C++ Linked Lists
A linked list is a data structure made of nodes, where each node stores a value and a pointer to the next node. Unlike an array or vector, linked list elements do not have to sit next to each other in memory.
The most common beginner version is a singly linked list. Each node points forward to the next node, and the last node points to nullptr.
Nodes and Links
A node usually contains two parts: the data you want to store, and a pointer named something like next. The list itself keeps a pointer to the first node, often called head.
#include <iostream>
class LinkedList {
private:
struct Node {
int value;
Node* next;
};
Node* head;
public:
LinkedList(void) {
head = nullptr;
}
~LinkedList(void) {
clear();
}
void append(int value) {
Node* newNode = new Node{value, nullptr};
if (head == nullptr) {
head = newNode;
return;
}
Node* current = head;
while (current->next != nullptr) {
current = current->next;
}
current->next = newNode;
}
bool contains(int value) const {
Node* current = head;
while (current != nullptr) {
if (current->value == value) {
return true;
}
current = current->next;
}
return false;
}
void print(void) const {
Node* current = head;
while (current != nullptr) {
std::cout << current->value;
if (current->next != nullptr) {
std::cout << " -> ";
}
current = current->next;
}
std::cout << std::endl;
}
void clear(void) {
Node* current = head;
while (current != nullptr) {
Node* nextNode = current->next;
delete current;
current = nextNode;
}
head = nullptr;
}
};
int main(void) {
LinkedList numbers;
numbers.append(10);
numbers.append(20);
numbers.append(30);
std::cout << "List: ";
numbers.print();
std::cout << "Contains 20: " << numbers.contains(20) << std::endl;
std::cout << "Contains 99: " << numbers.contains(99) << std::endl;
return 0;
}
Output:
List: 10 -> 20 -> 30
Contains 20: 1
Contains 99: 0
How the Example Works
The Node structure stores one int and one pointer to another Node. The head pointer stores the address of the first node. If head is nullptr, the list is empty.

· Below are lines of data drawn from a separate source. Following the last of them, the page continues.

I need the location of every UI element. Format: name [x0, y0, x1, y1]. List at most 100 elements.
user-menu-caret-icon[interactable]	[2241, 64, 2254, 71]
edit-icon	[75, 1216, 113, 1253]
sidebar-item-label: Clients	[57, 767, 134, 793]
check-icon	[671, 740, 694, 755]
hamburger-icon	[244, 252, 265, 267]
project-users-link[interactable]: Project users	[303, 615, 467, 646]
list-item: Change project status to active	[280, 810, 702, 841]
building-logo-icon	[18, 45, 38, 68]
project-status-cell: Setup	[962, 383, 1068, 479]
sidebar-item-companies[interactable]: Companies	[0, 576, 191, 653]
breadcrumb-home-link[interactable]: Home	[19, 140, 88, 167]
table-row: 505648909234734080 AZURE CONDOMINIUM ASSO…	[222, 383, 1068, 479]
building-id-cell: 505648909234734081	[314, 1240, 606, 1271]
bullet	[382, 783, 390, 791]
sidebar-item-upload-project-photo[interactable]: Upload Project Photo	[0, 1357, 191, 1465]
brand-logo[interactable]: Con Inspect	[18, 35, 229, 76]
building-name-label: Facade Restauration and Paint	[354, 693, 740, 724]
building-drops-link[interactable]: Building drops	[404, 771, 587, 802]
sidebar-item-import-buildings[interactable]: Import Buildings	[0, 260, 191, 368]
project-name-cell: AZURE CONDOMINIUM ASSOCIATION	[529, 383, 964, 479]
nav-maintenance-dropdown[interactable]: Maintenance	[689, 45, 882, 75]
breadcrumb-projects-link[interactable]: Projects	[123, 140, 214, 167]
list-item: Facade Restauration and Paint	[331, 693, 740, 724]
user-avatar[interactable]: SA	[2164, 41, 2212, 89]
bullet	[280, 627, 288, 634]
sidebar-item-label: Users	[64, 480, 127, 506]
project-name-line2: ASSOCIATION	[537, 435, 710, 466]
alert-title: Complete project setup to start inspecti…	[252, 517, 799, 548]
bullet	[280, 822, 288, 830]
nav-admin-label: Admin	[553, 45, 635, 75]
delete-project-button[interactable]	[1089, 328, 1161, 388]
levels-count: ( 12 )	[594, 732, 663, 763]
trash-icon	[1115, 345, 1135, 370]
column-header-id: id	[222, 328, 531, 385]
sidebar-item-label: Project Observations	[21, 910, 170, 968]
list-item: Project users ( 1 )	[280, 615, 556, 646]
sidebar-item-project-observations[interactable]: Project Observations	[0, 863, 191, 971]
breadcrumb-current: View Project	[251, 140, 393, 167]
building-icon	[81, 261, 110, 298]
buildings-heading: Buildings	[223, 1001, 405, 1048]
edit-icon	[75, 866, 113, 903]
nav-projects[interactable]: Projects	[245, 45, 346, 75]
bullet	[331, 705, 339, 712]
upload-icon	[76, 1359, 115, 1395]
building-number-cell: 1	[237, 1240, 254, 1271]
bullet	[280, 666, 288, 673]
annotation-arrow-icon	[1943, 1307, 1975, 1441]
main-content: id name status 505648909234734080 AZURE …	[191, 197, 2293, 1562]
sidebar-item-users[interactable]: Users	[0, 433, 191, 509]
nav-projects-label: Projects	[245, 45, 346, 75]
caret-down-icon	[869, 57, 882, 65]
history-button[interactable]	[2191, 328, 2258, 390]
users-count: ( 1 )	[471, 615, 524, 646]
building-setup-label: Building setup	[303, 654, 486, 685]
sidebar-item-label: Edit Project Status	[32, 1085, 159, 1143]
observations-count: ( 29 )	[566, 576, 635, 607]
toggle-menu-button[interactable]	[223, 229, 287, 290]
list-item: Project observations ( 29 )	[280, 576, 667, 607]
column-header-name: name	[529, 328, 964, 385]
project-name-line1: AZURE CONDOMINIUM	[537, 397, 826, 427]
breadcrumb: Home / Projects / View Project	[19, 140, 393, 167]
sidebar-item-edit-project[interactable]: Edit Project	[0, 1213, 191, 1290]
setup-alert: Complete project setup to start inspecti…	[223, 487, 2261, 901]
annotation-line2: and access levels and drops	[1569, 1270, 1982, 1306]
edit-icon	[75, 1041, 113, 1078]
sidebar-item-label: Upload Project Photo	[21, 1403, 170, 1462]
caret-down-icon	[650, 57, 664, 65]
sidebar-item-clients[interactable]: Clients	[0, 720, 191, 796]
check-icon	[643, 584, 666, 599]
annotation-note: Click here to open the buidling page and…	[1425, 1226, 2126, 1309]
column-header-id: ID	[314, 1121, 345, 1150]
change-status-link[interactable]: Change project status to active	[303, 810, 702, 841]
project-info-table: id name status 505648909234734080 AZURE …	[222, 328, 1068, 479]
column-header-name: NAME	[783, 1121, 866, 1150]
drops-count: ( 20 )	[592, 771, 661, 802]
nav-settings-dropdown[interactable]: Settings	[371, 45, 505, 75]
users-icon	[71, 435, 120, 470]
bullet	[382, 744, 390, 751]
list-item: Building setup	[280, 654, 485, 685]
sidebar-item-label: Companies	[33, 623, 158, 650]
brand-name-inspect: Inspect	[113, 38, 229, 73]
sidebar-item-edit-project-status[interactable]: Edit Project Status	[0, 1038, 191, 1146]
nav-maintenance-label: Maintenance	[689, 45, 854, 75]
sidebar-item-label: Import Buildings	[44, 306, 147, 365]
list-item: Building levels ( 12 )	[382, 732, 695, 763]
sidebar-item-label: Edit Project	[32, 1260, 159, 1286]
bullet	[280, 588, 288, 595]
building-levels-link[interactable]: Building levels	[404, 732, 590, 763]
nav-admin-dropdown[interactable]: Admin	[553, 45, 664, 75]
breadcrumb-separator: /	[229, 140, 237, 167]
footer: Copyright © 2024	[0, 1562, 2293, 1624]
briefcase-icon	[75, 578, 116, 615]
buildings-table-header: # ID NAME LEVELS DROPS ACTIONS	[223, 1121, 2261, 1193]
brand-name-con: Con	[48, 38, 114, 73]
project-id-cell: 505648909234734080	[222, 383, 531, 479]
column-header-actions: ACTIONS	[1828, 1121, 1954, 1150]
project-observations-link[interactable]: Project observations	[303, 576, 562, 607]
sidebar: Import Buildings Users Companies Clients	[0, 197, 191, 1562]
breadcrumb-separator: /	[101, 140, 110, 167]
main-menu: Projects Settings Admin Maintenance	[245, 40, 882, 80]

The append() function creates a new node with new. If the list is empty, that new node becomes the head. Otherwise, the function walks from node to node until it reaches the last node, then stores the new node’s address in the last node’s next pointer.
The contains() and print() functions use traversal. Traversal means starting at head, reading the current node, then moving to current->next until the pointer becomes nullptr.
Why Cleanup Matters
This example allocates each node with new, so each node must later be released with delete. The clear() function saves the next pointer before deleting the current node. That matters because after a node is deleted, you must not read from it again.
The destructor ~LinkedList() calls clear() automatically when the list object is destroyed at the end of main().
Linked Lists vs Vectors
| Feature | std::vector |
Linked list |
|---|---|---|
| Memory layout | Elements are stored next to each other | Nodes can be spread around memory |
| Index access | Fast access with items[i] |
Must traverse from the head |
| Adding after a known node | May require shifting elements | Can be done by changing pointers |
| Extra memory | Stores values | Stores values plus pointers |
In modern C++, use std::vector for most ordered lists unless you specifically need linked-list behavior. The standard library also provides std::list, but building a small linked list helps you understand pointers and dynamic data structures.
Takeaway: a linked list stores values in nodes connected by pointers, so traversal follows links instead of using indexes.